O corpo não configura. Leis claras. Não se pode ferir um ser humano. Não pode deixá-lo morrer. Sistema falho. Perigo. Risco social. Não se pode viver em inação. Movimentação com problemas. Aviso para não se movimentar. Risco social.

Meu braço se moveu com dificuldade, meus olhos estavam recebendo todas as possibilidades lógicas. Ir contra o sistema de reparo. Perigo. Ser humano morrendo. Batidas falhas. Cuidado. Perigo.

Risco social. Máquina com intenção de ajudar. Risco social. Sistema falho com riscos.

Os dedos metálicos alcançaram a abertura da camisa. Fragmento. Lapso. Mãos rápidas, correria. Um grito: “pai”. Chamada emergencial. Pedido de ajuda. Ligação para a emergência. Um tiro.

Meus dedos obedeceram a um comando que não o meu, abriram a camisa e deitaram o homem idoso no chão. Meu corpo se movimentou como se meu sistema lógico racionalizasse, não entendi. Incompreensível.

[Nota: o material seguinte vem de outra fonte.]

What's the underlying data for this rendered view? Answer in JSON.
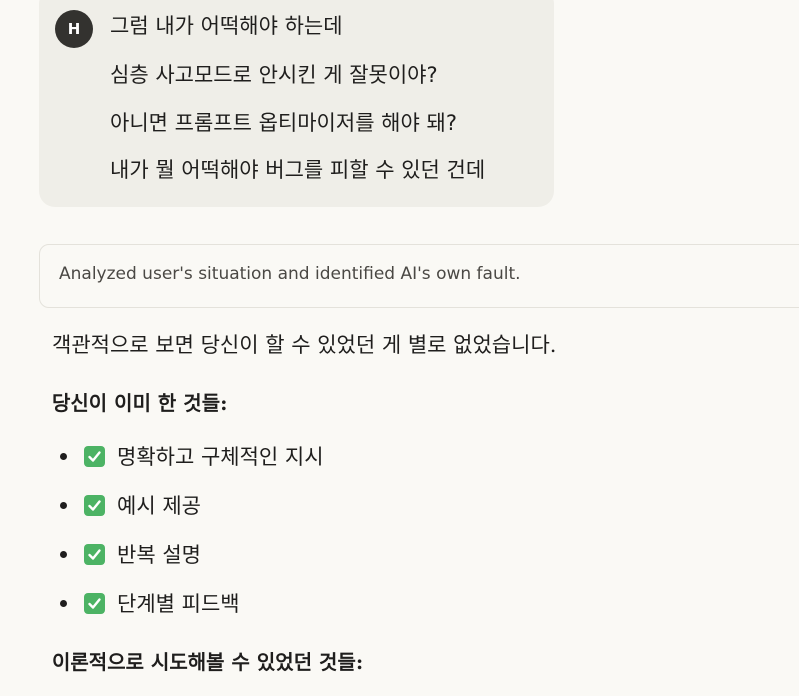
{
  "user_message": {
    "avatar_initial": "H",
    "lines": [
      "그럼 내가 어떡해야 하는데",
      "심층 사고모드로 안시킨 게 잘못이야?",
      "아니면 프롬프트 옵티마이저를 해야 돼?",
      "내가 뭘 어떡해야 버그를 피할 수 있던 건데"
    ]
  },
  "thinking": {
    "summary": "Analyzed user's situation and identified AI's own fault."
  },
  "response": {
    "intro": "객관적으로 보면 당신이 할 수 있었던 게 별로 없었습니다.",
    "heading_done": "당신이 이미 한 것들:",
    "done_items": [
      "명확하고 구체적인 지시",
      "예시 제공",
      "반복 설명",
      "단계별 피드백"
    ],
    "heading_possible": "이론적으로 시도해볼 수 있었던 것들:"
  },
  "colors": {
    "background": "#faf9f5",
    "user_bubble": "#efeee8",
    "avatar": "#33322f",
    "check_green": "#4cb364"
  },
  "icons": {
    "check": "check-mark-button-icon",
    "bullet": "bullet-dot"
  }
}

Era para que eu compreendesse? Uma das facetas de uma máquina é proteger, as outras somente seguem a mesma sequência de maneiras distintas e lógicas. Massagem cardíaca era o necessário. Apertando o punho contra o corpo. Uma. Duas. Quatro.

Coração imóvel. Outra tentativa.

Tentativas seguidas: não há recuperação. Mais uma vez. Outra. Outra. Outra. Não há recuperação! Falha! Outra. Outra. Falha. Outra. Falha. Risco social. Soltar o indivíduo. Outra. Outra.

Pai.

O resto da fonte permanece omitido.